In 1977, the Model State Vital Statistics Act recommended that the States permit amendments to birth certificates based on proof of sex-reassignment surgery, and many States followed that approach. See John Ostrowsky, Birth Certificate Gender Corrections: The Recurring Animus of Compulsory Sterilization Targeting Transgender Individuals, 27 UCLA Women’s L.J. 273, 275 (2020). In the early 2000s, some States began accepting proof of No. 23-5669 Gore, et al. v. Lee, et al. Page 4

hormone treatment or therapy, as opposed to proof of surgery, to obtain a change to the sex designation on a birth certificate, a shift that the State Department embraced in 2010 with respect to passports. Lisa Mottet, Modernizing State Vital Statistics Statutes, 19 Mich. J. Gender & L. 373, 383, 402–04 (2013).

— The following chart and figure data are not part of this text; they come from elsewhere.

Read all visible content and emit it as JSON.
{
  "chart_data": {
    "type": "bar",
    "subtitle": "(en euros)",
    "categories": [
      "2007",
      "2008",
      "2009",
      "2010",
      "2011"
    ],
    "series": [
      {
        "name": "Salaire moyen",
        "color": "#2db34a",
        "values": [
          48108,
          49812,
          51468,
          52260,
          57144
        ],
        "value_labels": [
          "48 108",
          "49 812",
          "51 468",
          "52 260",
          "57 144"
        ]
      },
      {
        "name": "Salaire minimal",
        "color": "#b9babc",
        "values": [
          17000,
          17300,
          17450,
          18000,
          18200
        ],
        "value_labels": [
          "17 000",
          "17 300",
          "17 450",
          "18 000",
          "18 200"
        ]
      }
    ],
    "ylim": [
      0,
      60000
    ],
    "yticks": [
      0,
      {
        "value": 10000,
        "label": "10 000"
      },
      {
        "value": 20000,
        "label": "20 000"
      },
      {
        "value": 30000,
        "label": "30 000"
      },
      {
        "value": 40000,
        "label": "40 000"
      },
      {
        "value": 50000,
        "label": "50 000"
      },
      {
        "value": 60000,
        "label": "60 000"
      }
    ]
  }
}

In 2012, Argentina became the first country to permit individuals to amend their birth certificates based on self-designation alone. In that year, it permitted amendments to the sex designation on a birth certificate without any medical documentation. Id. at 385–86.

In 2017, California, Oregon, and Washington became the first States in this country to allow changes to an individual’s birth-certificate sex based on self-designation alone, without proof of medical treatment or surgery. Two of the States enacted statutes that allowed self- reporting the gender on the birth certificate, including a third nonbinary option. 2017 Cal. Legis. Serv. Ch. 853; 2017 Or. Laws Ch. 100. Washington did the same through a rulemaking process that year. 18-02 Wash. Reg. 27, 27–28 (Dec. 27, 2017).

Today, the States’ practices are all over the map.